Association Nationale des Communistes

Forum Communiste pour favoriser le débat...

Accueil |  Qui sommes-nous ? |  Rubriques |  Thèmes |  Cercle Manouchian : Université populaire |  Films |  Adhésion

Accueil > International > Justice ou vengeance ? Le jeu de la peau des exilés

Justice ou vengeance ? Le jeu de la peau des exilés

mardi 19 juillet 2022 par Contropiano

La Chambre de l’Instruction de la Cour d’Appel de Paris a publié les motifs de l’arrêt par lequel elle a décidé de refuser l’extradition demandée par l’Italie pour les dix exilés italiens qui ont fui notre pays il y a environ 40 ans et qui étaient poursuivis par des dizaines de mandats d’arrêt pour des crimes liés aux années de la lutte armée.
Ils avaient été arrêtés dans le cadre de l’opération "Ombres rouges" en avril 2021. Dans le sillage de cette sous-culture, l’actuel ministre français de la justice a ordonné au parquet général de se pourvoir en cassation. Il faudra voir avec quel timing et quel résultat.

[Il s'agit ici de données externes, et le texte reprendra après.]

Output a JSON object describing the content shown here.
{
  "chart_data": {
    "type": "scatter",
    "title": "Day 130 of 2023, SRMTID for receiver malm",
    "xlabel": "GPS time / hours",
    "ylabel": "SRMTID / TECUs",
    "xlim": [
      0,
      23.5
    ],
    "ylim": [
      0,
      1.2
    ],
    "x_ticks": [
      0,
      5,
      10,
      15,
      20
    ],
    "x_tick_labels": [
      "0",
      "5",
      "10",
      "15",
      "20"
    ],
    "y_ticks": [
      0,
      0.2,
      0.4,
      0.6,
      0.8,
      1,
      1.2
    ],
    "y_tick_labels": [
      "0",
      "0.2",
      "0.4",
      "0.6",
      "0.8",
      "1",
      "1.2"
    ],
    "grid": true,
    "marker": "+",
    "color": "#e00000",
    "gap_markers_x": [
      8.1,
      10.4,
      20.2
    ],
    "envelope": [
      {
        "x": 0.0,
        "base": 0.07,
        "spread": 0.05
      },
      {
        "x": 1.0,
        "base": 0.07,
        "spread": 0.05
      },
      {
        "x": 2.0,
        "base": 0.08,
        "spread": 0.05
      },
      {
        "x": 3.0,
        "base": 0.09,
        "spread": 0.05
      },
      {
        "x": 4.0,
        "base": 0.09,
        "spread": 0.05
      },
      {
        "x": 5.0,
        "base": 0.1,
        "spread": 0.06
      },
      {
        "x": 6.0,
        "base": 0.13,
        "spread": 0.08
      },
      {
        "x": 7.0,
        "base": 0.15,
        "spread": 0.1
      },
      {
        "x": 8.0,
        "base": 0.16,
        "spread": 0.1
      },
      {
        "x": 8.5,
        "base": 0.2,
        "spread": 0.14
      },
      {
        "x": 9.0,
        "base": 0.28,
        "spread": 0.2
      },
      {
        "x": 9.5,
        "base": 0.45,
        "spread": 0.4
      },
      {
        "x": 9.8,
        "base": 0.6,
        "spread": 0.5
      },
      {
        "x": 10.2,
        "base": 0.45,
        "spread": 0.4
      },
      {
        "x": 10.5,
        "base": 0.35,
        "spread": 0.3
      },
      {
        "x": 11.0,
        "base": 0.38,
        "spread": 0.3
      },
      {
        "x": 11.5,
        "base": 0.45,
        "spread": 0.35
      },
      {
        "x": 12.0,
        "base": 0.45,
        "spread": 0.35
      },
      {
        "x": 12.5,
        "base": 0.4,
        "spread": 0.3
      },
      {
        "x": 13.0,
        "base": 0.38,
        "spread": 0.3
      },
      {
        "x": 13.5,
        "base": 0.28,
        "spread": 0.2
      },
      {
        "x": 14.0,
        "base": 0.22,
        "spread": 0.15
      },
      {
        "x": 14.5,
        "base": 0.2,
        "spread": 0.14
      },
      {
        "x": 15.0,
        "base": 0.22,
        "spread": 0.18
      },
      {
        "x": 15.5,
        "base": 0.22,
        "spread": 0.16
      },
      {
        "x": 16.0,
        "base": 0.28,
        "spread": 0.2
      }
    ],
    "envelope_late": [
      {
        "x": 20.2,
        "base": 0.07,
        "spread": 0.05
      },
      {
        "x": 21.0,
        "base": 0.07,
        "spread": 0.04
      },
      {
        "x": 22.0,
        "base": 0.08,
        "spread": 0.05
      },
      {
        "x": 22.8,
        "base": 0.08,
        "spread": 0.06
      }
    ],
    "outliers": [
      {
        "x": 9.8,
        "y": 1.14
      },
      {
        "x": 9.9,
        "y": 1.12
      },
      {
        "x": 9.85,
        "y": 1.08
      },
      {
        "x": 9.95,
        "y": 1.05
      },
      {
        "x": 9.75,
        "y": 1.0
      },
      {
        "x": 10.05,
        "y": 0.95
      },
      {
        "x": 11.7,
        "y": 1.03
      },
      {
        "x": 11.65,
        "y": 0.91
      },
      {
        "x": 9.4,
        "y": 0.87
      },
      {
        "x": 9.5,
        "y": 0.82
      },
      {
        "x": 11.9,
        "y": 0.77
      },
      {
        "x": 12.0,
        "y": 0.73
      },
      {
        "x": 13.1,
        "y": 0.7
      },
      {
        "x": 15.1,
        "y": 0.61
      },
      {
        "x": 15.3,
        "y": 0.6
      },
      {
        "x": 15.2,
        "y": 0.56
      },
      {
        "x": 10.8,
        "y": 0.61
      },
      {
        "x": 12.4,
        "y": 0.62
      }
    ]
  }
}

Laissons de côté les pétitions de principe faciles utilisées dans la pire propagande politique, également reprises par le ministre Dupond-Moretti (quelle ironie de l’histoire...), et analysons les arguments soulevés par le tribunal français. Parce qu’ils illustrent avec une énorme clarté la différence entre un État de droit (bourgeois, certes) et un "État pénal" qui mérite des épithètes bien moins polies.

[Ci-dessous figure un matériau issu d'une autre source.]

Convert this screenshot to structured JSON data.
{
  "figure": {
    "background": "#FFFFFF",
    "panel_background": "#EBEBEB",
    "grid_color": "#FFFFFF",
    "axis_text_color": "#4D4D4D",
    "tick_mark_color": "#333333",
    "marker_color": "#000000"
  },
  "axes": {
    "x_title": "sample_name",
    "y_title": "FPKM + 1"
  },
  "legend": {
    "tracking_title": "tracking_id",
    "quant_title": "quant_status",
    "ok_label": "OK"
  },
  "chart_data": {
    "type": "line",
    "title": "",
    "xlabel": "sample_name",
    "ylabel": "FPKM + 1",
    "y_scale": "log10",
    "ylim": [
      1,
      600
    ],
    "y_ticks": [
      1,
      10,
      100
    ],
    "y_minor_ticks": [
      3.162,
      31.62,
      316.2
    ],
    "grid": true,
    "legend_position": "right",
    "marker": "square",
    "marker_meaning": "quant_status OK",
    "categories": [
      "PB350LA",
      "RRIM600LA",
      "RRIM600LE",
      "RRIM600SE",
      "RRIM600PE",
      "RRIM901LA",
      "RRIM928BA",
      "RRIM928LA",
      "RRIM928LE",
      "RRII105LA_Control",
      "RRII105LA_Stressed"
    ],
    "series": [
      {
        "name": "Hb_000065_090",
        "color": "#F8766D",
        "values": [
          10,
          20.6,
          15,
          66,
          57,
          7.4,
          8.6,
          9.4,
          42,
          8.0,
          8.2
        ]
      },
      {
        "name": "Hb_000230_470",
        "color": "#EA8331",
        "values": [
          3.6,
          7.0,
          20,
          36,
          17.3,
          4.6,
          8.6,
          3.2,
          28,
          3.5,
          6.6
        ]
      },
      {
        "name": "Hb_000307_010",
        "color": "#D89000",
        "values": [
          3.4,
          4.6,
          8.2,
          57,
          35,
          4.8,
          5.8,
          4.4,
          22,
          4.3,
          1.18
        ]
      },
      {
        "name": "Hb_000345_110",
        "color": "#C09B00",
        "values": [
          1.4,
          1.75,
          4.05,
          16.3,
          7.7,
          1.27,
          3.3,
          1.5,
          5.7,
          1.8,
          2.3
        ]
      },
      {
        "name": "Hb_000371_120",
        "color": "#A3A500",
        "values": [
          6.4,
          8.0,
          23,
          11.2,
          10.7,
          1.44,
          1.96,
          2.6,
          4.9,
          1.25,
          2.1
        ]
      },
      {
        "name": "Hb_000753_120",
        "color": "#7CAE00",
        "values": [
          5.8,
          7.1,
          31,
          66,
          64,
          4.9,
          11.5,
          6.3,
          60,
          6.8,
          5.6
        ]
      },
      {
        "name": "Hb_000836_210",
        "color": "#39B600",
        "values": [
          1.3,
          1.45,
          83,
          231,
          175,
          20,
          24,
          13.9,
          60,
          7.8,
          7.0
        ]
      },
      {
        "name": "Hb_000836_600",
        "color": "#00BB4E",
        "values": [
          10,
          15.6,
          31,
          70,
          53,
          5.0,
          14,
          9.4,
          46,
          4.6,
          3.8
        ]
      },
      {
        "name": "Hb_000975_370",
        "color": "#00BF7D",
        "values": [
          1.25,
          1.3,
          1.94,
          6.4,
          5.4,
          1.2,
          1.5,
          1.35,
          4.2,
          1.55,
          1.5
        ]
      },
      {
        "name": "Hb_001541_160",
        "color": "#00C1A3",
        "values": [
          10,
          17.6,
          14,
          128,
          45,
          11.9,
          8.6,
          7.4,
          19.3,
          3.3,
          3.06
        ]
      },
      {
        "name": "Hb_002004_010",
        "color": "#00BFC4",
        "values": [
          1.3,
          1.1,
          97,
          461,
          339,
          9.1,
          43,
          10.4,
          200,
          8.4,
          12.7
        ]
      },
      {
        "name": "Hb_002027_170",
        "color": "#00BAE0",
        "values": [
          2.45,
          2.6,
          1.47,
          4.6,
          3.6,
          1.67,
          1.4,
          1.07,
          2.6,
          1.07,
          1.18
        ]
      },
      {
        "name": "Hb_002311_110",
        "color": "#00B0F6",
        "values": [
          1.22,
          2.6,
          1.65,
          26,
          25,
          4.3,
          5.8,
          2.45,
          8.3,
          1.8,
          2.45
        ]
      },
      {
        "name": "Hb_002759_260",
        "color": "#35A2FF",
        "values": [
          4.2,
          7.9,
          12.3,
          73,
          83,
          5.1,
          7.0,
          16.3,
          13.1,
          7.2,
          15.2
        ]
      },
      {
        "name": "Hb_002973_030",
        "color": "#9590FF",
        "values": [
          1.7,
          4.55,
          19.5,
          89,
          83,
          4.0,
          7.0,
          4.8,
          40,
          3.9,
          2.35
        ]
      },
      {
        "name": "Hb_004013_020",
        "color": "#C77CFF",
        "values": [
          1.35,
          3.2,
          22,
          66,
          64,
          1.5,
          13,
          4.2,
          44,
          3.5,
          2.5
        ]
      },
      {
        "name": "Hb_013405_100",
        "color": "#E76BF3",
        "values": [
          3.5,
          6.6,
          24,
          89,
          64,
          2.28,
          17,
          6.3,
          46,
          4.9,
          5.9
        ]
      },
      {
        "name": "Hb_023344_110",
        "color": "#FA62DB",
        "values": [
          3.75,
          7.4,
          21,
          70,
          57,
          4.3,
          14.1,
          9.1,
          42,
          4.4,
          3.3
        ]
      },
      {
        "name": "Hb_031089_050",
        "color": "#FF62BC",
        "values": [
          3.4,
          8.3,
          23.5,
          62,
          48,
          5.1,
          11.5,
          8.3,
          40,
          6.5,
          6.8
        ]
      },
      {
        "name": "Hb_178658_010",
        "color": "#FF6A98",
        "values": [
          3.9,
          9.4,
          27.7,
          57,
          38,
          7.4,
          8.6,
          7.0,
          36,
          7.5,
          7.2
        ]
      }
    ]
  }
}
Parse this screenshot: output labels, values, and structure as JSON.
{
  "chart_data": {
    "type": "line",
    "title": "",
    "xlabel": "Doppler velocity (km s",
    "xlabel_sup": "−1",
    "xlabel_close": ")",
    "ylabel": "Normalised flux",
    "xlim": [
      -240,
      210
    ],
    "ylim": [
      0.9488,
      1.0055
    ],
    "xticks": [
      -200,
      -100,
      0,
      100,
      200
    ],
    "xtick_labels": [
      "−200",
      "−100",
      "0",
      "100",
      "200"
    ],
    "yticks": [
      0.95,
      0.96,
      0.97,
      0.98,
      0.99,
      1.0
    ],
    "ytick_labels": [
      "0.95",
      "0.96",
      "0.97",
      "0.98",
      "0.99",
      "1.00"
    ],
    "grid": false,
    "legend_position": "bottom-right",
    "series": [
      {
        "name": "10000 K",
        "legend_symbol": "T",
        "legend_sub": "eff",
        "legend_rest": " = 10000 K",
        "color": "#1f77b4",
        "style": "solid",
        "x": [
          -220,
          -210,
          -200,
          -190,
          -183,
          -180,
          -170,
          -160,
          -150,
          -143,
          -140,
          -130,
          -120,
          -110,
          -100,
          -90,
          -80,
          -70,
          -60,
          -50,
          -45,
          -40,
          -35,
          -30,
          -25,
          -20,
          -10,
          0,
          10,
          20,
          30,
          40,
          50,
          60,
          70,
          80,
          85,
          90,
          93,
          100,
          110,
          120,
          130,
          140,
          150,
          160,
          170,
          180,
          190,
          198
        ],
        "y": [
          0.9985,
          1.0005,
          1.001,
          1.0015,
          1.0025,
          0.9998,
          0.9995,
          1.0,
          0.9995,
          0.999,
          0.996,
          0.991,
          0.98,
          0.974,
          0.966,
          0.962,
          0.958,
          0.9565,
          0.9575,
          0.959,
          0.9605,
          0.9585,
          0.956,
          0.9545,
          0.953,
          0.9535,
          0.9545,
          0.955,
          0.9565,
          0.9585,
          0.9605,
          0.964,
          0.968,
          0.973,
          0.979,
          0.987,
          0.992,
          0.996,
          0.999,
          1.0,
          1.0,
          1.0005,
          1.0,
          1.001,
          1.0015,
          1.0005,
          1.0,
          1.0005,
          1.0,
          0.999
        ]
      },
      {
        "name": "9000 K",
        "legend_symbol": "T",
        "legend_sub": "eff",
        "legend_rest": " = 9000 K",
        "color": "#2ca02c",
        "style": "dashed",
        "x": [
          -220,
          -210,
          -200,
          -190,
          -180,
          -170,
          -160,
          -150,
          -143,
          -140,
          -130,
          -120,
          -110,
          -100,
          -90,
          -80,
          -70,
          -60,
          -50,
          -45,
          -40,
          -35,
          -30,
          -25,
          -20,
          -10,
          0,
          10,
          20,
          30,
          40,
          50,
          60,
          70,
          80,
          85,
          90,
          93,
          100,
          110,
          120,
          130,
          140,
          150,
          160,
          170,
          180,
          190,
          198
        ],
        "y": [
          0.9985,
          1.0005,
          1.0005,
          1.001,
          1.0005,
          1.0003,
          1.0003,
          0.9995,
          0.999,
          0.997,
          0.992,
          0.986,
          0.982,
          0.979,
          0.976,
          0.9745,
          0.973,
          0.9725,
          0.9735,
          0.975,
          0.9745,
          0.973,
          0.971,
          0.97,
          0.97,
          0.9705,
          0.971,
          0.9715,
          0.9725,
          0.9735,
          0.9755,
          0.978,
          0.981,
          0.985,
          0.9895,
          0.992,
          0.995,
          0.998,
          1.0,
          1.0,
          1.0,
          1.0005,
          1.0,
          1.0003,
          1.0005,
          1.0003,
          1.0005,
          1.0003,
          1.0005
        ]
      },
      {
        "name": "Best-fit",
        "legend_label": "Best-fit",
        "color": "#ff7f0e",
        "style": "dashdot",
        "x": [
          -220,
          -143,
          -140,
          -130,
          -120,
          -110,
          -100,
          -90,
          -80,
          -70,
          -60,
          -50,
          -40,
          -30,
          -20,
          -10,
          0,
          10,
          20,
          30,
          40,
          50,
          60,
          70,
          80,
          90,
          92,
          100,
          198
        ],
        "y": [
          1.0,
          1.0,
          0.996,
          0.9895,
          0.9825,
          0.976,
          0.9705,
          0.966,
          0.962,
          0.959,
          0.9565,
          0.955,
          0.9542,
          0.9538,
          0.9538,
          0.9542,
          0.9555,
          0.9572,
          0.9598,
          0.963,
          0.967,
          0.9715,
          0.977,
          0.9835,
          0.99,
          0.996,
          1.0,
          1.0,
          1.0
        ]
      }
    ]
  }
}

Il ne pouvait en être autrement, étant donné que les arguments avec lesquels les médias, le gouvernement et les partis qui le soutiennent ont "défendu" la demande d’extradition ne sont pas très différents des discussions d’ivrognes dans une taverne leghiste vers minuit.

Certes un peu fort, mais tout à fait en ligne avec les raisons avancées par les juges français.

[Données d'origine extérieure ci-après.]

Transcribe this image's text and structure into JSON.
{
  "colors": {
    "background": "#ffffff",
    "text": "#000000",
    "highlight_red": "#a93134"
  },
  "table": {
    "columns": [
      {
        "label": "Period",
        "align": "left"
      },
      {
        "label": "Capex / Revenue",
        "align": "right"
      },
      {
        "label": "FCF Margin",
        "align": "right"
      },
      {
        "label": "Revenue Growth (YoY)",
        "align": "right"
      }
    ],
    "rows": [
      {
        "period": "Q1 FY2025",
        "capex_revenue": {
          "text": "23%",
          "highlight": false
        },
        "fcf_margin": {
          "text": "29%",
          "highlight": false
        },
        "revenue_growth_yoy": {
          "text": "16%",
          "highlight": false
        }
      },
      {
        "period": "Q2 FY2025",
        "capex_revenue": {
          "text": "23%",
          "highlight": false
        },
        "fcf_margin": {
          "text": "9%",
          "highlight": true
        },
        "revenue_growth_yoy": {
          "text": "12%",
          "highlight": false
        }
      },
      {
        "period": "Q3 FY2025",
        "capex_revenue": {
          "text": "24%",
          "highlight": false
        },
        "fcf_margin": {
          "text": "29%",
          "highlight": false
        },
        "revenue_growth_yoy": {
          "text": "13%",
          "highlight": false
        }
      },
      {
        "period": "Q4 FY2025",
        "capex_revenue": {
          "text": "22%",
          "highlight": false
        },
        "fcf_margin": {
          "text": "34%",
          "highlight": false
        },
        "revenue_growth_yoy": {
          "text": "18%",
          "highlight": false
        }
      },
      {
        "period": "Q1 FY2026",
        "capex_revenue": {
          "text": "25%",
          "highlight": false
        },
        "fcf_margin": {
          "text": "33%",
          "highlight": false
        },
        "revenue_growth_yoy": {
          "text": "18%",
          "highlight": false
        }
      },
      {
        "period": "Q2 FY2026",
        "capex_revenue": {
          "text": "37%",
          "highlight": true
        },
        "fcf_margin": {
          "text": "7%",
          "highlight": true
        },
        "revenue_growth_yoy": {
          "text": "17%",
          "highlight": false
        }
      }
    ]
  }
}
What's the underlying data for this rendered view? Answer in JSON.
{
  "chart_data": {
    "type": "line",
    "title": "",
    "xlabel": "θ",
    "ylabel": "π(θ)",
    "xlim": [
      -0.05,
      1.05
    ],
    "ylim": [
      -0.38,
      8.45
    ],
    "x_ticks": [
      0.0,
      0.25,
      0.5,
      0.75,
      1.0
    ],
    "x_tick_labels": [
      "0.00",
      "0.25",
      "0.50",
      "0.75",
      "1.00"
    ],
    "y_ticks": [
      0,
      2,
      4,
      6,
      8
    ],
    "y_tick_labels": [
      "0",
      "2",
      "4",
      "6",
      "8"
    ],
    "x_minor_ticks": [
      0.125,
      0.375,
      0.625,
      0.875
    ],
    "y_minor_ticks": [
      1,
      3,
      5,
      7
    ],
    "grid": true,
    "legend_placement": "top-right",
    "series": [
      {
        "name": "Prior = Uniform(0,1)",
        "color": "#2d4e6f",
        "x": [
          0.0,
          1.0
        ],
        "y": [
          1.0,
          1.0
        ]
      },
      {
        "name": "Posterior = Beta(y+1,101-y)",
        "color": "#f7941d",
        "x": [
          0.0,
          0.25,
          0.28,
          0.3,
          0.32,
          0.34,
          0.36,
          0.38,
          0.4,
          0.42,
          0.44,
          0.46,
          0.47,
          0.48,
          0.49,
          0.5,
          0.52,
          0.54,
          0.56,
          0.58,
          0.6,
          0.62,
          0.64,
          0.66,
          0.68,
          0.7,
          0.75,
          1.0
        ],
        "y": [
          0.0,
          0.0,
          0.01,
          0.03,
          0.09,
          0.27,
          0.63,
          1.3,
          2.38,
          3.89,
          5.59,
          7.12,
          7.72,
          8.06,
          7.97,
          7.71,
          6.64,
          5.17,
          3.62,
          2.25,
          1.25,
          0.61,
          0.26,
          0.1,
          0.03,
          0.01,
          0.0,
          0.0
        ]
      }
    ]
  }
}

Ils soulignent que les condamnations en Italie ont été prononcées lorsque les accusés étaient "fugitifs et contumaces", une condition qui n’est prévue par presque aucun code de procédure pénale européen (bourgeois, bien sûr).

C’était un argument juridique central à l’époque de la "doctrine Mitterrand" qui, trivialement, prenait acte de la différence abyssale entre les lois françaises (pas du tout tendres avec l’opposition sociale et politique, comme les gilets jaunes en sont encore bien conscients aujourd’hui) et les "lois d’urgence antiterroristes" votées en Italie par les gouvernements DC-PCI (puis aussi par le PRI, le PSI, etc.).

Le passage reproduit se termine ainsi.